Sometimes I think of the Tibetan Buddhists who spend as I understand it 3 years, 3 months and 3 days in solitary meditation. Think of all the things that come up: every fear, every worry, every imaginable demon. And yet they go on, and are cleansed at the end.
I used to be completely and utterly serious all the time. I had no sense of humor. I never laughed. I didn’t wear a trenchcoat and boots, but if I have felt more able to express myself, I might have. I felt no freedom to express anything. I spent most of my time more or less wanting to shrink into a hole, EVEN THOUGH, and this is an interesting point, I never would have admitted it. I had no idea WHAT I was feeling, because I was able to live in my head, in both ideas and fantasy.
I did learn to laugh, but it has felt like I have two houses. I have the one I built for my children, which is well lit, orderly, happy, full of love; and another one, that is dark, filled with ruins, rain, wind, and dark clouds.
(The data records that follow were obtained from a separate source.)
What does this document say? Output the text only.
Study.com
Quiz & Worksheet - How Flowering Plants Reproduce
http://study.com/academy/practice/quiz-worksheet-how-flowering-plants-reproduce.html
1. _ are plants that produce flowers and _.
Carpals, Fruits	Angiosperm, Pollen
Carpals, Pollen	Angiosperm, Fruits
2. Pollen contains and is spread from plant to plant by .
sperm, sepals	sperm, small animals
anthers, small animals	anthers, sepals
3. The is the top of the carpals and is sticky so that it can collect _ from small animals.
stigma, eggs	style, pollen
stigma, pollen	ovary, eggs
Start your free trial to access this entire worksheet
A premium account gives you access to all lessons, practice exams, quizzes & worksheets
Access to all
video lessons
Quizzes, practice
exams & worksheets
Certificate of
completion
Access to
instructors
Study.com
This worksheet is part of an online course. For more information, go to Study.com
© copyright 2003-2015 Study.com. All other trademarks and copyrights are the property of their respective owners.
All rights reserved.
It is not, by and large, angry, and I feel grateful for that at least, although I am at times also prone to bouts of inappropriate anger. I am trying to speak the truth, because I feel close to being able to do something about it.
The other idea which occurs to me is that writing and feeling are two different things. Writing about feelings is not feeling feelings. All art is like this.
Think of some angry art you have seen–Picasso, say, whose work in his best known period has always felt to me like a big Fuck You. How do artists remains in similar emotional places all their lives, when the idea is self expression? How is that H.R. Giger has apparently remained in much the same place for the last 30 years? Why is no happy stuff coming out (that I know of)?
Here is the thing, you can approach a feeling, interrogate it, take pictures from all angles, sculpt it, paint it, sing it, write poems about it, act it out in a drama, and put it into countless forms, and never process it if you never ENTER it fully, if you never allow it to possess you fully, to burn its fire within you.
In my view, only “primitive” art can be cathartic. My “poem” of the previous post was the level I am talking about. Nothing refined, nothing sophisticated, nothing that takes a lot of craft. Nothing, in short, that would get published or hung on a wall.
Can I perhaps redefine “good” art as that which promotes effective abreaction?
No. I would add a level of art that I will call “mythic”. This is art which pulls things out of people. like Giger, either negative things, or sublime things, which allows people to feel feelings that were there, but unnoticed, of a positive nature.
These things are complicated, and I feel like I am wandering, so I’ll leave it at that. I’m sure I will have more to say presently.